You’ve set up a patient portal in your practice, but are your patients using it? Are they even aware you have it?

According to the results of a recently released survey of Arkansas Medicaid enrollees, most respondents said their providers did not offer patient portals. This response is concerning since the overwhelming majority (80%) of responding providers who were surveyed during this same time period said they offer patient portals. Additionally, 87 percent of providers reported giving verbal instructions to patients about the portal; most (85%) offered some assistance with portal registration.

“Patient portals, especially when part of an electronic health records system, let patients quickly communicate with their health care providers, see their medical records, get test results, refill prescriptions and schedule appointments,” said Dr. Chad Rodgers, AFMC’s chief medical officer. “This technology offers an efficient and secure way for patients to engage with their health care provider 24/7 and assume a more active role in their own health.”

Survey results revealed that most (63%) of the Medicaid patients who are using portals said they use it to see office visit summaries and to view lab tests and results. Fewer than 10 percent of survey respondents use portals for making payments, asking billing questions or accessing educational materials. More than 38 percent said viewing lab results was the most valuable use of the portal, followed by 18 percent selecting office visit summaries as the most valuable use.

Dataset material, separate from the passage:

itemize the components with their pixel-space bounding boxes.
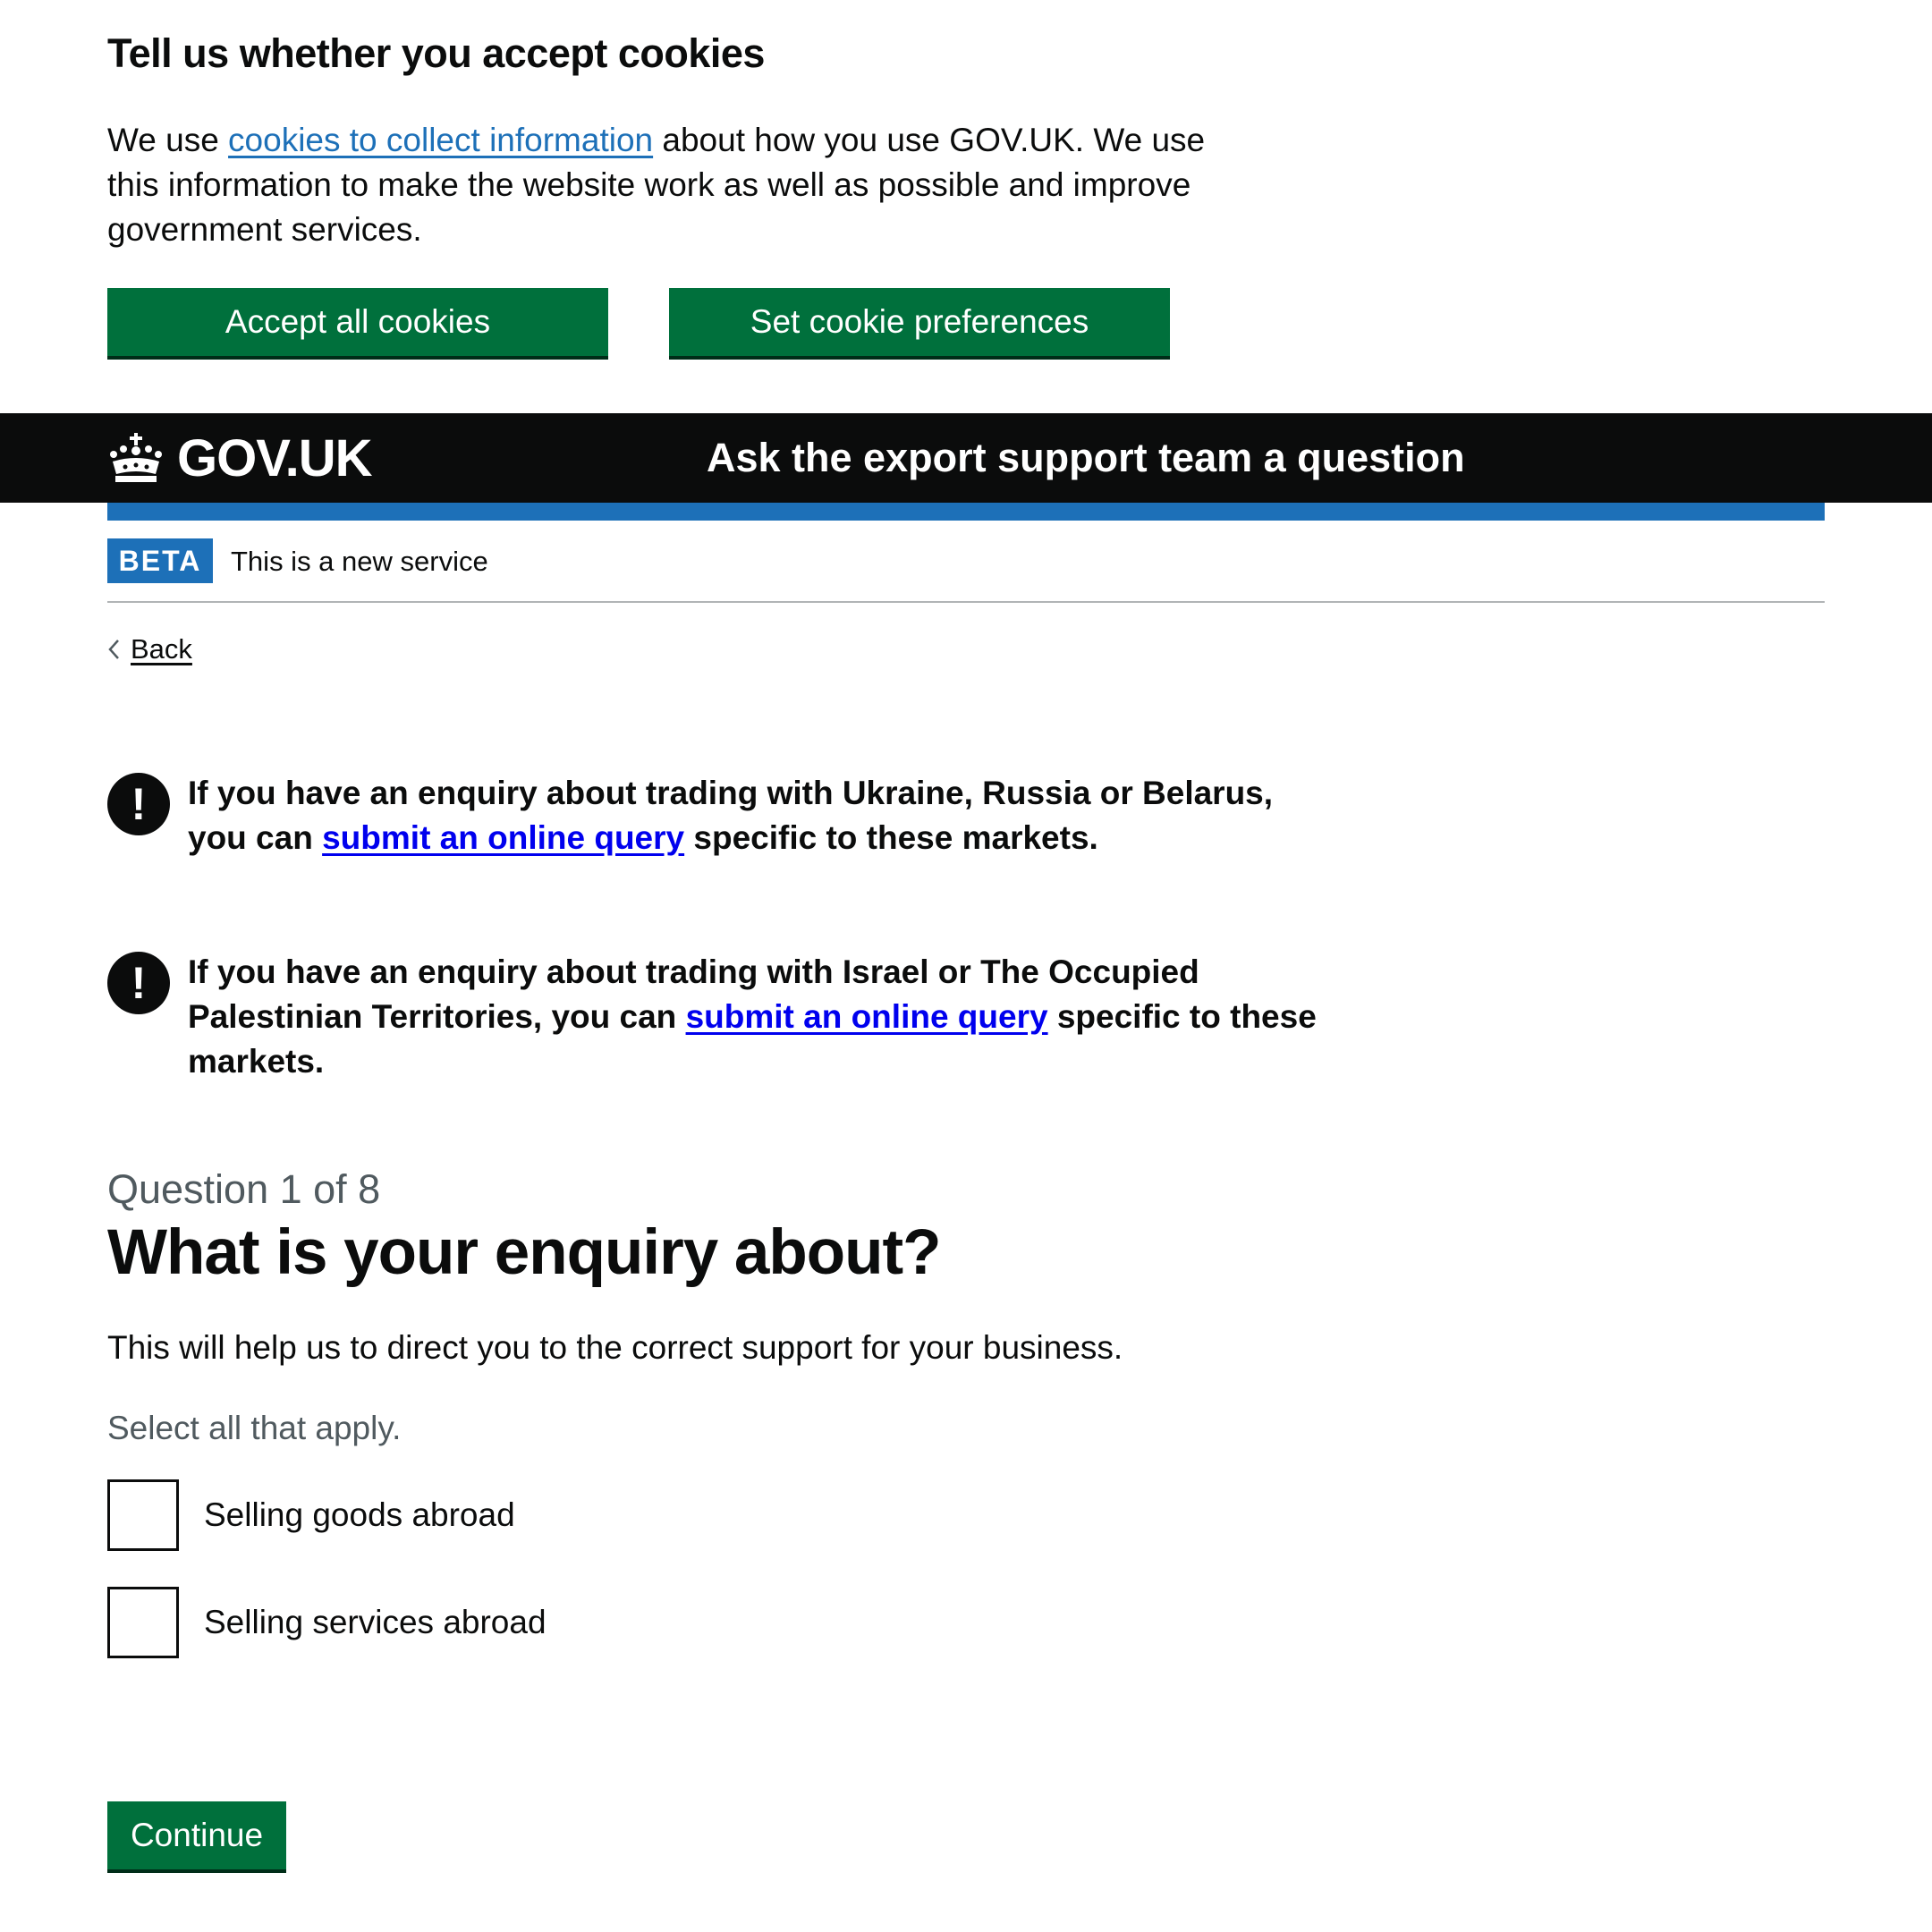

The 2016 Patient Engagement Satisfaction Survey results were recently released by the Arkansas Department of Human Services’ Division of Medical Services (DMS). The survey included both patient and provider responses. DMS contracted with AFMC, a National Committee for Quality Assurance- (NCQA) certified Healthcare Effectiveness Data and Information Set (HEDIS®) survey vendor, to conduct the study. The two organizations are working together to develop patient engagement strategies to increase the use of health information technology and patient portals by the state’s Medicaid population.

The patient satisfaction survey was mailed to 8,007 beneficiaries with equal representation from ConnectCare, ARKids First A and B, and the private option (soon to be Arkansas Works) health plans. The provider survey was emailed to 1,190 Arkansas health care providers. The analyzable sample size was 6,639 beneficiaries and 1,145 providers. Most of the physicians who responded were PCPs or in a small practice, and had achieved or were working towards achieving Meaningful Use (MU).

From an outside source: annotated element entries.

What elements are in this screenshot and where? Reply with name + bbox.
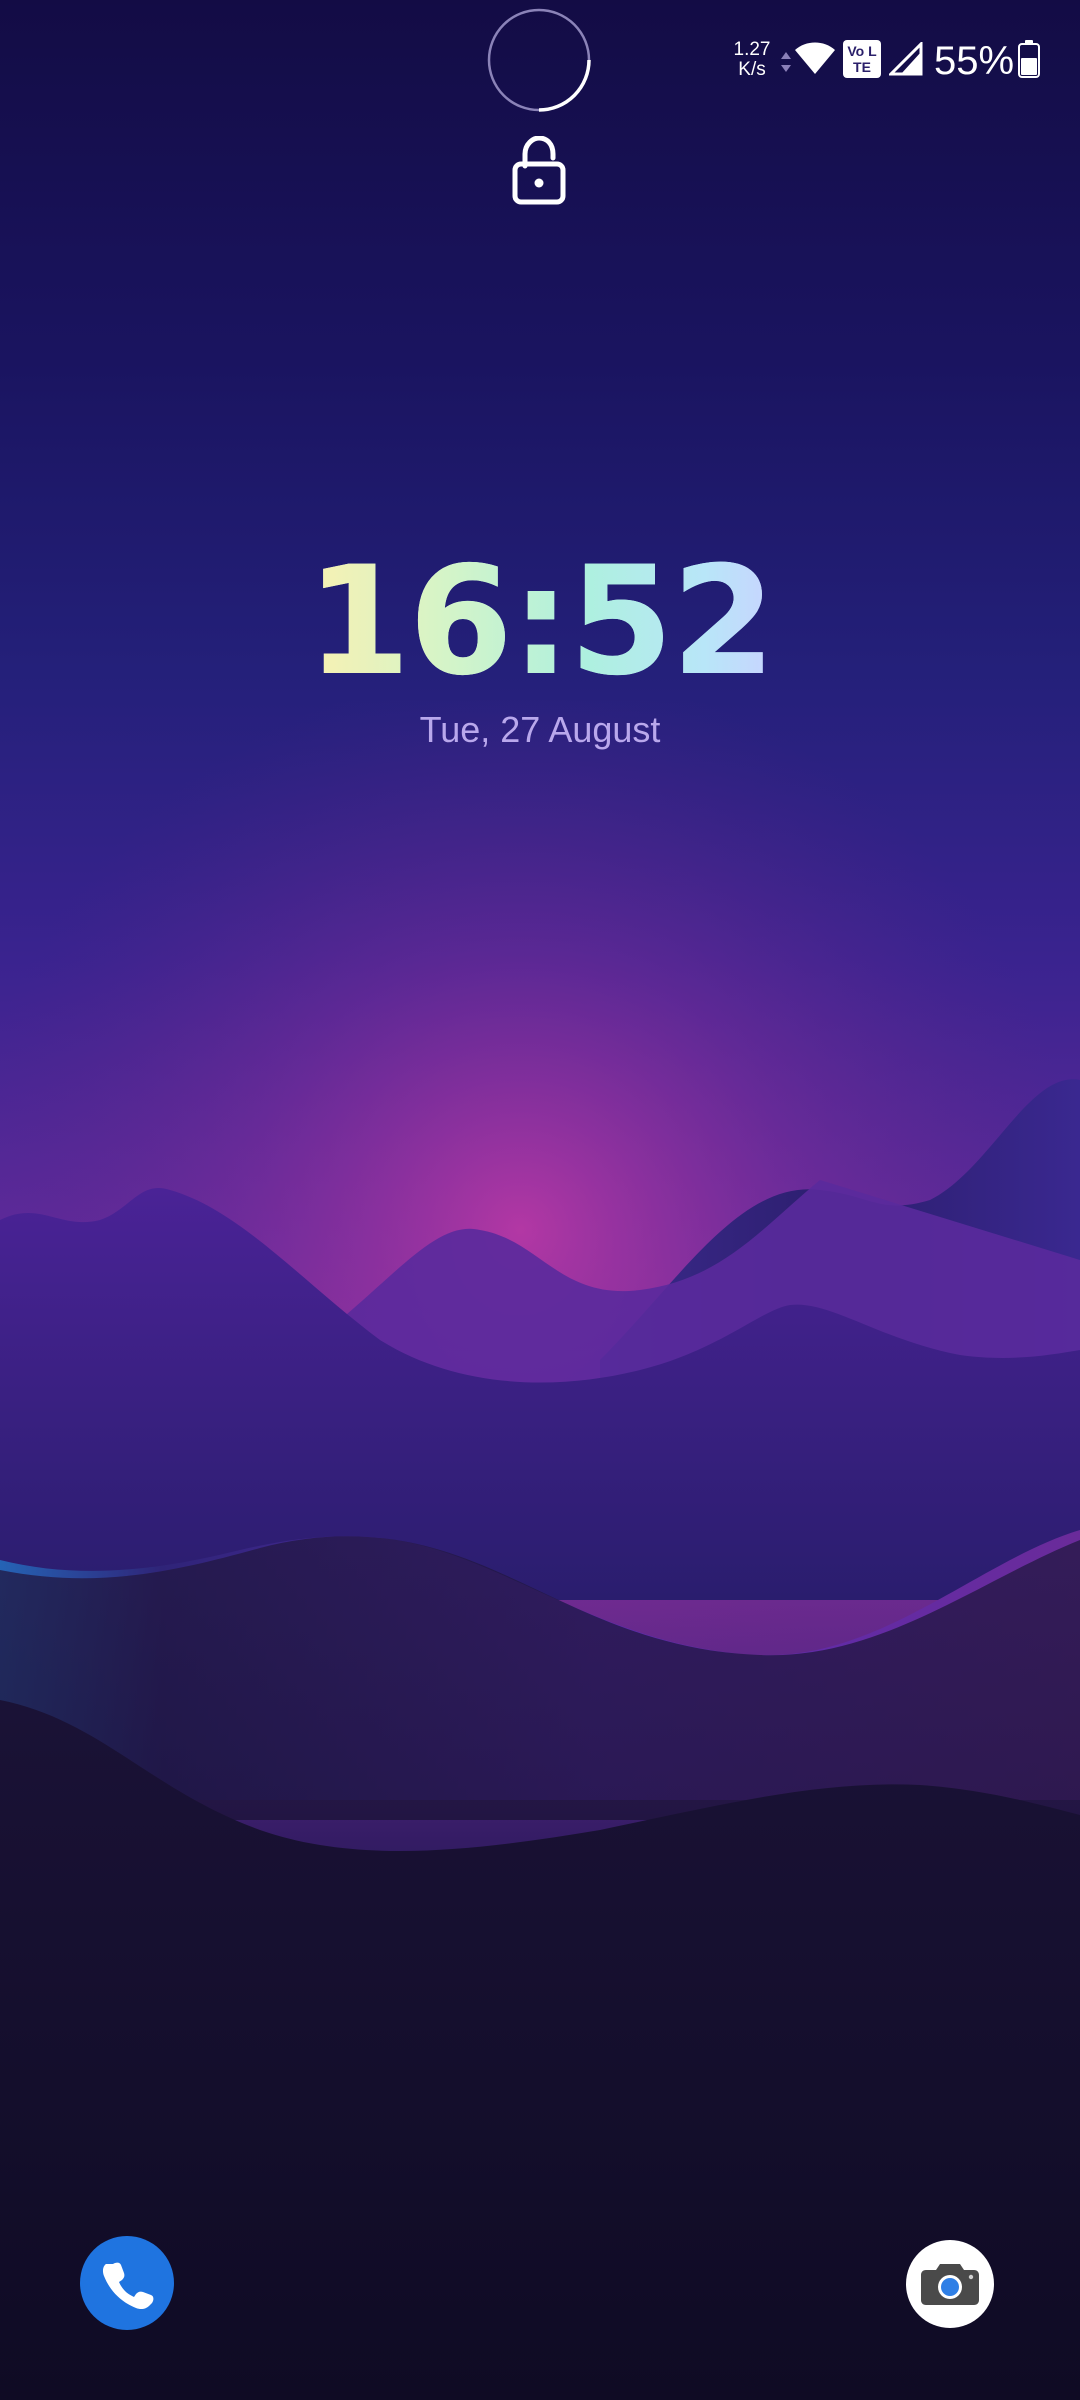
clock-time: 16:52 bbox=[306, 535, 775, 709]
battery-percent: 55% bbox=[934, 39, 1015, 83]
camera-icon bbox=[921, 2264, 979, 2305]
lockscreen-clock: 16:52 bbox=[0, 542, 1080, 702]
wifi-icon bbox=[795, 42, 835, 74]
cell-signal-icon bbox=[889, 42, 923, 76]
data-activity-icon bbox=[781, 52, 791, 72]
phone-shortcut-button[interactable] bbox=[80, 2236, 174, 2330]
fingerprint-ring-icon[interactable] bbox=[487, 8, 591, 112]
camera-shortcut-button[interactable] bbox=[906, 2240, 994, 2328]
volte-icon: Vo LTE bbox=[843, 40, 881, 78]
lockscreen-date: Tue, 27 August bbox=[419, 709, 661, 750]
phone-icon bbox=[102, 2262, 154, 2310]
lock-screen[interactable]: 1.27 K/s Vo LTE 55% 16:52 Tue, 27 August bbox=[0, 0, 1080, 2400]
network-speed-value: 1.27 bbox=[733, 39, 771, 60]
network-speed-unit: K/s bbox=[738, 59, 766, 80]
battery-icon bbox=[1018, 40, 1040, 78]
volte-label: Vo LTE bbox=[847, 43, 877, 75]
wallpaper-mountains bbox=[0, 700, 1080, 2400]
network-speed: 1.27 K/s bbox=[722, 40, 782, 80]
lock-icon bbox=[512, 136, 566, 205]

Patients who had never used their provider’s portal were asked why they had never tried it. About a third of beneficiary respondents said they were not interested in accessing their records electronically. Almost 25 percent said they do not have access to the internet or a computer; 23 percent expressed concerns about online privacy and security.

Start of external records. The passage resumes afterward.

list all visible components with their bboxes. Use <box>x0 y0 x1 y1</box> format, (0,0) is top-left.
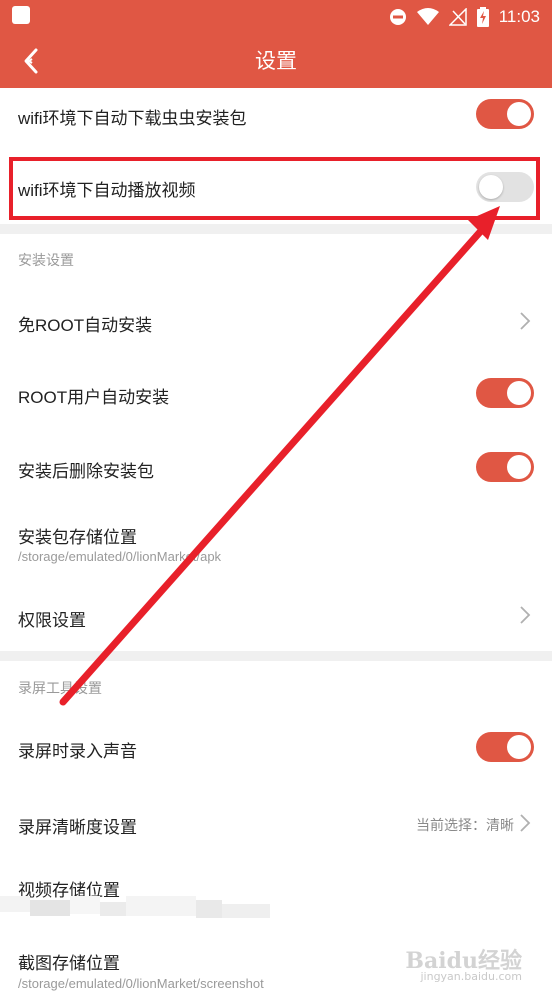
setting-label: 安装包存储位置 <box>18 528 137 547</box>
app-bar: 设置 <box>0 34 552 88</box>
chevron-right-icon <box>520 312 531 330</box>
storage-path: /storage/emulated/0/lionMarket/apk <box>18 549 222 564</box>
setting-label: 截图存储位置 <box>18 954 120 973</box>
wifi-icon <box>416 8 439 25</box>
setting-storage-location[interactable]: 安装包存储位置 /storage/emulated/0/lionMarket/a… <box>0 508 552 578</box>
setting-video-storage[interactable]: 视频存储位置 <box>0 862 552 932</box>
record-quality-value: 当前选择：清晰 <box>416 818 514 834</box>
toggle-knob <box>507 102 531 126</box>
section-divider <box>0 224 552 234</box>
no-signal-icon <box>448 8 467 26</box>
record-audio-toggle[interactable] <box>476 732 534 762</box>
setting-label: 安装后删除安装包 <box>18 462 154 481</box>
setting-label: 录屏时录入声音 <box>18 742 137 761</box>
toggle-knob <box>507 735 531 759</box>
setting-delete-after-install[interactable]: 安装后删除安装包 <box>0 436 552 498</box>
battery-charging-icon <box>476 7 489 27</box>
do-not-disturb-icon <box>389 9 406 25</box>
status-icons: 11:03 <box>389 5 540 29</box>
setting-root-install[interactable]: ROOT用户自动安装 <box>0 362 552 424</box>
page-title: 设置 <box>255 49 297 73</box>
status-bar: 11:03 <box>0 0 552 34</box>
chevron-right-icon <box>520 606 531 624</box>
root-install-toggle[interactable] <box>476 378 534 408</box>
setting-auto-download[interactable]: wifi环境下自动下载虫虫安装包 <box>0 88 552 150</box>
toggle-knob <box>507 455 531 479</box>
setting-label: 免ROOT自动安装 <box>18 316 153 335</box>
blurred-path <box>0 896 280 930</box>
setting-no-root-install[interactable]: 免ROOT自动安装 <box>0 290 552 352</box>
delete-after-install-toggle[interactable] <box>476 452 534 482</box>
setting-label: 录屏清晰度设置 <box>18 818 137 837</box>
section-header-record: 录屏工具设置 <box>18 681 102 697</box>
status-time: 11:03 <box>498 7 540 26</box>
setting-auto-play-video[interactable]: wifi环境下自动播放视频 <box>0 157 552 220</box>
chevron-right-icon <box>520 814 531 832</box>
setting-record-quality[interactable]: 录屏清晰度设置 当前选择：清晰 <box>0 792 552 854</box>
watermark-url: jingyan.baidu.com <box>420 970 522 983</box>
auto-download-toggle[interactable] <box>476 99 534 129</box>
section-divider <box>0 651 552 661</box>
notification-icon <box>12 6 30 24</box>
screenshot-path: /storage/emulated/0/lionMarket/screensho… <box>18 976 264 991</box>
auto-play-video-toggle[interactable] <box>476 172 534 202</box>
toggle-knob <box>479 175 503 199</box>
section-header-install: 安装设置 <box>18 253 74 269</box>
setting-label: wifi环境下自动下载虫虫安装包 <box>18 109 247 128</box>
setting-label: ROOT用户自动安装 <box>18 388 170 407</box>
setting-record-audio[interactable]: 录屏时录入声音 <box>0 716 552 778</box>
setting-permissions[interactable]: 权限设置 <box>0 584 552 646</box>
toggle-knob <box>507 381 531 405</box>
setting-label: wifi环境下自动播放视频 <box>18 181 196 200</box>
setting-label: 权限设置 <box>18 611 86 630</box>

Patient are considered “engaged” when they are actively involved in the management of their own health care and overall health status. One of the requirements of MU is to motivate patients to use technology to become engaged. However, this can present challenges for providers whose patients don’t want to or can’t use technology.

Best practices

AFMC recommends the following best practices for more effective patient engagement:

  • Physicians need to be “on board” with technology, especially the use of electronic health records (EHR) and patient portals. If you don’t like it, your patients won’t use it. The most effective way to encourage patient use is to speak to patients about the portal. Because of the long-term relationship you have with many of your patients, you have an enormous influence over their use of the portal.
  • Portal implementation must be clinic-wide. From the front desk and billing office to the exam and waiting rooms, every employee can promote and educate patients to better utilize the patient portal. Appointments made through the website provide an opportunity to create a portal login. The front desk can email patients to explain how to link to the portal and log in. The nurse can remind patients to log in to request prescription refills. Lab technicians can encourage patients to log in for their lab results. Office visits provide another opportunity to mention all the ways that patients can get their health information quickly and easily, or ask questions.
  • Develop a formal portal adoption policy to automatically enroll patients in a portal account. This will communicate that portal registration is part of your patient care process. The policy should include an opt-out for patients that wish to do so.
  • Be sure to repeat your portal usage reminders and keep messages positive and encouraging. Use every opportunity to educate patients about the benefits of portals and how to use them. Try postcards, business cards with the patient portal login information, and posters in waiting and exam rooms, the lab and restrooms.
  • Emphasize the free benefits of using the portal to the patient.
  • Develop talking points to address concerns about the security and safety of the patient portal.
  • See the ONC Patient Engagement Playbook for more strategies and best practices.

Patient portals are crucial to maximizing the functionality of EHR systems to improve patient outcomes and reduce health care costs. A majority of providers and patients are interested in using portals. Enhanced awareness could increase the numbers that actually use them.